如何从列表中获取“子”列表的所有组合

Question

所以，如果我从以下内容开始：

x = [a, b, c]
y = [[a], [b], [c], [a,b], [b,c]]

如何从x中的元素中获取可以构成y的所有组合？像这样：

y = [ [[a, b], c], [[b,c], a], [a, b, c]

我已经研究过itertools和列表理解功能，但是仍然很挣扎。 原始列表中的所有元素都必须出现在结果列表的每个项目中。

Answer 1

如何获得列表中每个项目的组合？

遍历列表，然后在该循​​环内再次遍历列表：

x = [a, b, c]
y = []
for i in x:
    for j in x:
        y.append([i, j])

请注意，您要求的确切输出不是“列表中每个项目的组合”-实际上，您的确切输出似乎没有一致性，这意味着标准库中的任何内容都不会帮助您，但这应该为您提供一个起点。

Answer 2

您可以将递归函数与生成器一起使用：

def full_length(d):
  return sum(1 if not isinstance(i, list) else full_length(i) for i in d)

def semi_combos(d, current=[]):
   if len(current) == len(x) - 1:
     yield current
   else:
     for i in d:
       if len(set(current+[i])) == len(current)+1:
         yield from semi_combos(d, current+[i])

def remainder_combos(d, _target, current = []):
  if full_length(current)+len(_target) == len(x):
    yield [_target, *current]
  for i in d:
    if i not in _target and i not in current:
      yield from remainder_combos(d, _target, current+[i])
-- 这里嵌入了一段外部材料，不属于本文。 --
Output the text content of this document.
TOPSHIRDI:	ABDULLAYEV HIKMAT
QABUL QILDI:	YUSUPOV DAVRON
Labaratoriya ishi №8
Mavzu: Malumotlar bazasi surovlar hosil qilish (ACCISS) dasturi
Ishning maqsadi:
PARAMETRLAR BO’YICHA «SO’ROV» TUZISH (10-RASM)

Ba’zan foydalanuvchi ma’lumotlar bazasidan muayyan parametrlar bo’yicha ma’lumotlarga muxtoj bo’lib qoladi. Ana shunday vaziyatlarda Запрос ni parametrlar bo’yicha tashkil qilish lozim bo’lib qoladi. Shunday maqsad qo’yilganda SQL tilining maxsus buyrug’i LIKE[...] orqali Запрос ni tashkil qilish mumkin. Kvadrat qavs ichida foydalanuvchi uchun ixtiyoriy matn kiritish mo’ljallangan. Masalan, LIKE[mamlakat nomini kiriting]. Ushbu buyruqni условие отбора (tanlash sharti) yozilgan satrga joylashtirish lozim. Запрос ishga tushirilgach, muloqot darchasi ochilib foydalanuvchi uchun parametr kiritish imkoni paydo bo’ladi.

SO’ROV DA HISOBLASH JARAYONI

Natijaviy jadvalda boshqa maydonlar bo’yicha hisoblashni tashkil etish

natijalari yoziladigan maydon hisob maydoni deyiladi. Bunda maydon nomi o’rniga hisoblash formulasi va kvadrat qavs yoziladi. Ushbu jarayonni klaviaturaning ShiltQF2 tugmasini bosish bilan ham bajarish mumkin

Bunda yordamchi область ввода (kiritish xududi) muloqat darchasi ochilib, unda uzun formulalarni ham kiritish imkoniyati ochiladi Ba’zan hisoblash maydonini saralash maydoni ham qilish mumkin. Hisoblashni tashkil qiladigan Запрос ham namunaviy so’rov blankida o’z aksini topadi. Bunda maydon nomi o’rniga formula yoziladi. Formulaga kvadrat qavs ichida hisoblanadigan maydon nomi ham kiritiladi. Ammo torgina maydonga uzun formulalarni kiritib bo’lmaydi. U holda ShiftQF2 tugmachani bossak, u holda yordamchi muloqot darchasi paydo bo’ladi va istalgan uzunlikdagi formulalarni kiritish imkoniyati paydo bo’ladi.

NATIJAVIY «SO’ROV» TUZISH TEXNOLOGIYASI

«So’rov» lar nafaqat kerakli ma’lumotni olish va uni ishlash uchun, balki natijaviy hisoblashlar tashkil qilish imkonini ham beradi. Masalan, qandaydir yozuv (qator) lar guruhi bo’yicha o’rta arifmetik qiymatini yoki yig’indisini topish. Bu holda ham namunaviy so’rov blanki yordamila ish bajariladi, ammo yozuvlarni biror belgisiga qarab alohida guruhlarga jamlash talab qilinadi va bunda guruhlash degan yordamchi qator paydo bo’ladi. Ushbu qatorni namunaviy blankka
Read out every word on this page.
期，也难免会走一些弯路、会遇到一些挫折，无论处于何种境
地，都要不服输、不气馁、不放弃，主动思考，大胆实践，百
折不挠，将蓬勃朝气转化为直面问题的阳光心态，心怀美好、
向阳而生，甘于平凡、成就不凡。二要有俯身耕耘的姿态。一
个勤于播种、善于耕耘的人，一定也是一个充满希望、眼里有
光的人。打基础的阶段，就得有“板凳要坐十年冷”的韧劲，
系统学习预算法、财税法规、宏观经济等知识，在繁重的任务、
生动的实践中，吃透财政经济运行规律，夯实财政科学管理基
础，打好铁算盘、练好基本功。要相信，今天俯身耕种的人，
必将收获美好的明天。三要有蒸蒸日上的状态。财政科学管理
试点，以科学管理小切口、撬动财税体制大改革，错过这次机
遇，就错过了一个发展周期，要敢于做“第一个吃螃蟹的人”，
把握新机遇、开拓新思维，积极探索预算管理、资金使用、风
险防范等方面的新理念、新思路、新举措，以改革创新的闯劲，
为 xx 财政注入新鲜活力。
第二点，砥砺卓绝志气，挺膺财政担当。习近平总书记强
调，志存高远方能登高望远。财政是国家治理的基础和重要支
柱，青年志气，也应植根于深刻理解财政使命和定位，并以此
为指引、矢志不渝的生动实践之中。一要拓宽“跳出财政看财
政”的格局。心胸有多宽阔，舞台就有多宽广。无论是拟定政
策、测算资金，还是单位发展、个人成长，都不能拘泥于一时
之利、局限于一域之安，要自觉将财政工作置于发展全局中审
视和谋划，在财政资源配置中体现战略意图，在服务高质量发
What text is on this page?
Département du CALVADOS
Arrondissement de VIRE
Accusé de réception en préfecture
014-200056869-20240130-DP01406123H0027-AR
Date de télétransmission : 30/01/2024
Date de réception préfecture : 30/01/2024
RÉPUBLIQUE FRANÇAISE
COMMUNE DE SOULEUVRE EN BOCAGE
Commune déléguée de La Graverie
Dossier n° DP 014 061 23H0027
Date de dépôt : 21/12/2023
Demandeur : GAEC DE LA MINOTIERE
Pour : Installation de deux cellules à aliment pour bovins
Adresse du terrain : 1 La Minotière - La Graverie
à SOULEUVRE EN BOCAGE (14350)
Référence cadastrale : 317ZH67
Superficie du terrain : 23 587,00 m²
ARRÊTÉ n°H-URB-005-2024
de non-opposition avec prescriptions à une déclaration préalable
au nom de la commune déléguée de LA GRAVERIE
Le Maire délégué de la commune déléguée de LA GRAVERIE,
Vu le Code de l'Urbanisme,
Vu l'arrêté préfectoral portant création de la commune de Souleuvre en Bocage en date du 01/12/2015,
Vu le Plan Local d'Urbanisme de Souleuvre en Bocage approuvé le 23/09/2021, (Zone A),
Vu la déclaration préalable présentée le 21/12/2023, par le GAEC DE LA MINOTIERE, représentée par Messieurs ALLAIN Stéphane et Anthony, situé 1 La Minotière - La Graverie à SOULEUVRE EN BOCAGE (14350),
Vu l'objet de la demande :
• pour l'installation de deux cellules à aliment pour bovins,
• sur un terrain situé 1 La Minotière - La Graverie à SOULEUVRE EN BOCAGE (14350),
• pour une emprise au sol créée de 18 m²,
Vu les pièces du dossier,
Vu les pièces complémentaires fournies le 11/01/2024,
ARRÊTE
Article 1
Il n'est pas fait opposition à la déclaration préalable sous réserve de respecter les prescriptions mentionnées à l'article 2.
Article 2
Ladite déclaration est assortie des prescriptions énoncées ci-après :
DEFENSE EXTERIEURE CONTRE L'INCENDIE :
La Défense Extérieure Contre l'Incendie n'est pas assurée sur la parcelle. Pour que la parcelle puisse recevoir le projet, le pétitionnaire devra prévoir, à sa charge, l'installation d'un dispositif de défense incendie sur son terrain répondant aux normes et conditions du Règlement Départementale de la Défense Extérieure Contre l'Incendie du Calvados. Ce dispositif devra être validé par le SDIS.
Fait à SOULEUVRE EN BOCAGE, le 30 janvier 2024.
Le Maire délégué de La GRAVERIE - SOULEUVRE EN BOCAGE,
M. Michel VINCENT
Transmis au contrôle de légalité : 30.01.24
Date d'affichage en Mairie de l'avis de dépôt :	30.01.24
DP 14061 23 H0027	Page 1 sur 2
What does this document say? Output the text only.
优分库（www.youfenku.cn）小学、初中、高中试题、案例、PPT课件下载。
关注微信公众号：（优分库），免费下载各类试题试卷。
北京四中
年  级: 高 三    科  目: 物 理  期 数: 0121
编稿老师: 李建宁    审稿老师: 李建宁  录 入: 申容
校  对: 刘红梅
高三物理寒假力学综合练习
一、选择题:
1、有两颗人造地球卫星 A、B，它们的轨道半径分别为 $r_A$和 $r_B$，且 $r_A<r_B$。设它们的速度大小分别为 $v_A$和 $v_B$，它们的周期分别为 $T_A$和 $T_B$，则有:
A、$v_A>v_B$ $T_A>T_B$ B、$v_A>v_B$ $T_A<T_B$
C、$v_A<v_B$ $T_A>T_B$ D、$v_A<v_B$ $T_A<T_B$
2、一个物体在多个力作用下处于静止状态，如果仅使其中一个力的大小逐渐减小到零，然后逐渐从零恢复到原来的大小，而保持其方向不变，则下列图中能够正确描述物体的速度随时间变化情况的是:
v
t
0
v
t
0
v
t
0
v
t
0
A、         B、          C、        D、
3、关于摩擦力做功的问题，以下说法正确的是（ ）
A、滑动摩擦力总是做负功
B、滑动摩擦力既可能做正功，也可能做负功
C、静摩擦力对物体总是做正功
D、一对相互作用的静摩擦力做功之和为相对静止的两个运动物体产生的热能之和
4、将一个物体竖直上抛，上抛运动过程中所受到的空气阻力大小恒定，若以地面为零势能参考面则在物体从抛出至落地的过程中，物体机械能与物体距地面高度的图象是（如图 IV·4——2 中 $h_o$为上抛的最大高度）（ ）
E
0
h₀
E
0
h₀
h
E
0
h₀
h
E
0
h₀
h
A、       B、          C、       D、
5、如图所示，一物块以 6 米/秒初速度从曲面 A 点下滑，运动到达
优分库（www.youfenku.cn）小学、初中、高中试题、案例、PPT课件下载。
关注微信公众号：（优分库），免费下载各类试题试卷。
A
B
for x in [['a', 'b', 'c'], ['a', 'b', 'c', 'd']]:
  print([b for i in semi_combos(x) for b in list(remainder_combos(x, i))])

输出：

[[['a', 'b'], 'c'], [['a', 'c'], 'b'], [['b', 'a'], 'c'], [['b', 'c'], 'a'], [['c', 'a'], 'b'], [['c', 'b'], 'a']]

---

[[['a', 'b', 'c'], 'd'], [['a', 'b', 'd'], 'c'], [['a', 'c', 'b'], 'd'], [['a', 'c', 'd'], 'b'], [['a', 'd', 'b'], 'c'], [['a', 'd', 'c'], 'b'], [['b', 'a', 'c'], 'd'], [['b', 'a', 'd'], 'c'], [['b', 'c', 'a'], 'd'], [['b', 'c', 'd'], 'a'], [['b', 'd', 'a'], 'c'], [['b', 'd', 'c'], 'a'], [['c', 'a', 'b'], 'd'], [['c', 'a', 'd'], 'b'], [['c', 'b', 'a'], 'd'], [['c', 'b', 'd'], 'a'], [['c', 'd', 'a'], 'b'], [['c', 'd', 'b'], 'a'], [['d', 'a', 'b'], 'c'], [['d', 'a', 'c'], 'b'], [['d', 'b', 'a'], 'c'], [['d', 'b', 'c'], 'a'], [['d', 'c', 'a'], 'b'], [['d', 'c', 'b'], 'a']]

Answer 3

现在假设您具有可以使用的有效组合列表。使用递归函数，我可以获得所需的输出。

注意：我已经做了0次优化

import numpy


def build_combo(current_set, all_combos):
    global count, req_options
    for each in all_combos:
        if all(len(numpy.intersect1d(each, x)) == 0 for x in current_set):
            inner_set = current_set.copy()
            inner_set.append(each)
            flat = []
            for x in inner_set:
                flat.extend(x)
            if all(x in flat for x in req_options):
                built_combos.append(inner_set)
            else:
                build_combo(inner_set, all_combos)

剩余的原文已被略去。